The group went to a farm owned by a friend of Lorde’s in a rural part of southeastern France. It was a beautiful old, reclaimed silk factory restored to a grand old villa. As Gloria describes it, the grounds were very beautiful, with majestic stone buildings and a stone yard, “the scent of lime trees mingled with the lovely fragrance of other blooms and the swimming pools sparkled.” 

She writes that she and Audre's time with the group of South African women was “exquisite and enjoyable and soul-wrenching.” There was a feeling of shared, deep friendship. The days were spent in relaxation with no evidence of stress or pressure. “Our daily activities consisted of collectively preparing and sharing meals, taking walks around the surrounding grounds of the villa and discussing quilting, hairstyles, marriage and raising children.”

But it wasn't all fun. One incident revealed an underlying anxiety. Writes Gloria: “During one of our walks outside the villa, we came upon cherry trees loaded with luscious fruit, Audre and I started to pick a few from the low hanging branches, and the South African women were immediately stricken with fear. They worried that we could all be severely punished, sent to jail and held in detention. Such were the realities of life for them in South Africa.” 

Later, Gloria writes that the most stressful - but simultaneously funny - moment occurred when they were all in the swimming pool. 

“The South African woman had observed me swimming and were eager to follow suit, though they had no experience or skills. All in all, the scene was quite humorous. The woman struggled to stay afloat. Audre and I vainly tried to support their bodies in the water, and Betty Walpert [she owned the house] panicked at the thought of having them survive South Africa's apartheid only to drown in her pool.”

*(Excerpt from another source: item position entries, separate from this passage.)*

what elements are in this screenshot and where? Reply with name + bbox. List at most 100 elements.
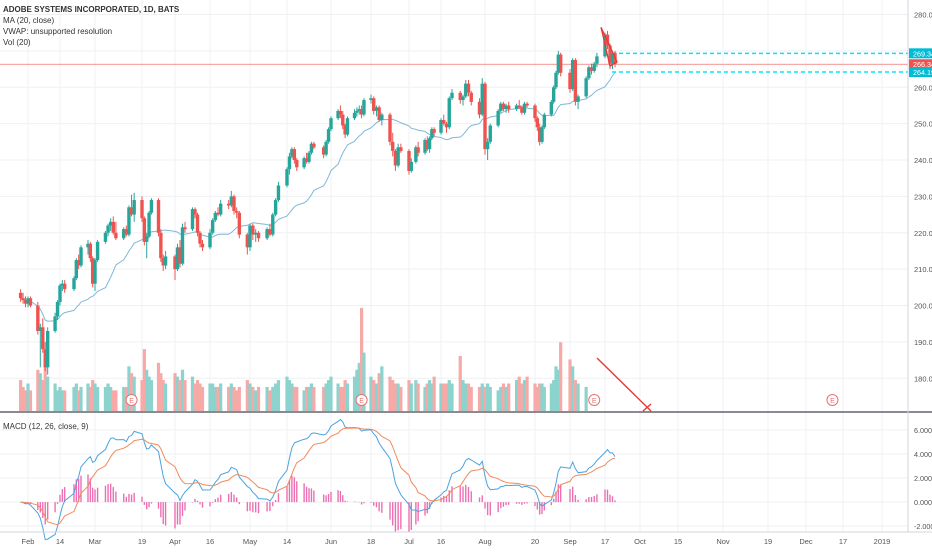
candle-body — [41, 327, 45, 350]
candle-body — [517, 105, 521, 108]
candle-body — [461, 96, 465, 101]
macd-legend-title: MACD (12, 26, close, 9) — [3, 422, 89, 431]
candle-body — [450, 92, 454, 99]
volume-bar — [63, 390, 67, 411]
volume-bar — [554, 366, 558, 411]
volume-bar — [307, 386, 311, 411]
volume-bar — [483, 386, 487, 411]
triangle-drawing — [600, 27, 618, 68]
candle-body — [253, 232, 258, 235]
volume-bar — [444, 383, 449, 411]
earnings-marker-circle — [588, 394, 601, 406]
volume-bar — [251, 386, 255, 411]
candle-body — [542, 114, 547, 128]
volume-bar — [338, 386, 343, 411]
candle-body — [423, 140, 427, 153]
candle-body — [485, 141, 490, 150]
candle-body — [343, 125, 347, 135]
volume-bar — [216, 386, 220, 411]
volume-bar — [53, 383, 57, 411]
volume-bar — [576, 383, 580, 411]
volume-bar — [372, 380, 376, 411]
volume-bar — [114, 390, 118, 411]
candle-body — [268, 229, 272, 235]
earnings-marker[interactable]: E — [125, 394, 138, 406]
earnings-marker[interactable]: E — [355, 394, 368, 406]
candle-body — [488, 125, 492, 142]
candle-body — [324, 141, 328, 155]
volume-bar — [287, 380, 292, 411]
candle-body — [399, 147, 403, 151]
candle-body — [23, 300, 28, 304]
candle-body — [522, 103, 527, 113]
time-tick-label: Nov — [716, 537, 730, 546]
candle-body — [549, 101, 554, 115]
volume-bar — [488, 386, 492, 411]
candle-body — [276, 185, 281, 201]
candle-body — [469, 92, 473, 102]
volume-bar — [229, 383, 233, 411]
candle-body — [447, 98, 451, 128]
trend-line-drawing — [596, 357, 652, 412]
volume-bar — [227, 386, 231, 411]
candle-body — [525, 103, 529, 106]
candle-body — [53, 316, 57, 331]
candle-body — [251, 225, 255, 235]
price-label-box — [909, 59, 932, 70]
time-tick-label: 17 — [601, 537, 609, 546]
candle-body — [28, 298, 33, 306]
candle-body — [193, 209, 197, 215]
candle-body — [362, 100, 366, 115]
candle-body — [265, 229, 269, 239]
candle-body — [95, 241, 100, 261]
time-tick-label: 2019 — [874, 537, 891, 546]
candle-body — [108, 221, 113, 226]
candle-body — [273, 200, 278, 215]
volume-bar — [486, 383, 490, 411]
volume-bar — [388, 376, 392, 411]
price-label-text: 269.34 — [913, 49, 932, 58]
volume-bar — [525, 376, 529, 411]
earnings-marker[interactable]: E — [588, 394, 601, 406]
candle-body — [357, 109, 361, 111]
volume-bar — [326, 380, 331, 411]
volume-bar — [106, 383, 110, 411]
volume-bar — [369, 376, 373, 411]
volume-bar — [559, 342, 563, 411]
volume-bar — [213, 386, 217, 411]
volume-bar — [290, 383, 294, 411]
candle-body — [62, 283, 67, 290]
candle-body — [36, 305, 40, 331]
legend-vwap: VWAP: unsupported resolution — [3, 27, 113, 36]
volume-bar — [432, 376, 436, 411]
candle-body — [595, 56, 599, 64]
candle-body — [248, 225, 252, 248]
volume-bar — [352, 376, 357, 411]
candle-body — [159, 232, 163, 259]
earnings-marker-label: E — [129, 398, 134, 405]
candle-body — [393, 150, 398, 166]
candle-body — [556, 54, 561, 73]
legend-vol: Vol (20) — [3, 38, 31, 47]
candle-body — [442, 120, 446, 124]
volume-bar — [200, 386, 205, 411]
volume-bar — [245, 380, 249, 411]
earnings-marker-label: E — [830, 398, 835, 405]
candle-body — [79, 247, 83, 266]
earnings-marker[interactable]: E — [826, 394, 839, 406]
volume-bar — [159, 373, 163, 411]
candle-body — [256, 232, 261, 239]
earnings-marker-circle — [826, 394, 839, 406]
volume-bar — [72, 386, 76, 411]
candle-body — [218, 203, 223, 215]
volume-bar — [341, 386, 345, 411]
candle-body — [414, 147, 418, 162]
candle-body — [129, 207, 134, 215]
candle-body — [229, 196, 234, 206]
volume-bar — [450, 383, 454, 411]
candle-body — [74, 260, 79, 279]
candle-body — [226, 203, 231, 206]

Gloria finishes this section of her essay remembering Audre: “The evenings were exceptional. We had our meals outdoors under a wide, spreading lime tree with the sweet sand of blossoms perfuming the air. Here we were, two African American women learning a few words in Xhosa and Zulu as we shared the stories of the 15 women of the Zamani Soweto Sisters Council and the Maggie Magaba Trust. They told us their stories in the evening and at night in her room, Audre wrote and wrote. There was uniqueness to each tale, yet an underlying similarity in terms of suffering, a commitment to struggle and an appreciation for accomplishment and the strength of unity. As Audre and I discussed the stories we had heard, emotions alternated between melancholy and an unwavering anger against the devastating effects of apartheid.”

 

“I believe this is what we're trying to do now: build on what Audre Lorde, Gloria Joseph, the Zamani Soweto Sisters Council and the Maggie Magaba Trust [and others] created.

We have the privilege of making these connections in less dangerous times, but the world is becoming more challenging.”

 

So what can we take from this? I believe this is what we're trying to do now: build on what Audre Lorde, Gloria Joseph, the Zamani Soweto Sisters Council and the Maggie Magaba Trust— or even the Garveyites or the Polaroid Revolutionary Workers Movement covered in the Moya issue—created.

We have the privilege of making these connections in less dangerous times, but the world is becoming more challenging. I invite us to draw on their history as we reflect on how to create the conditions for others to forge these connections and sustain ourselves and with new realities in South Africa, the U.S. and globally.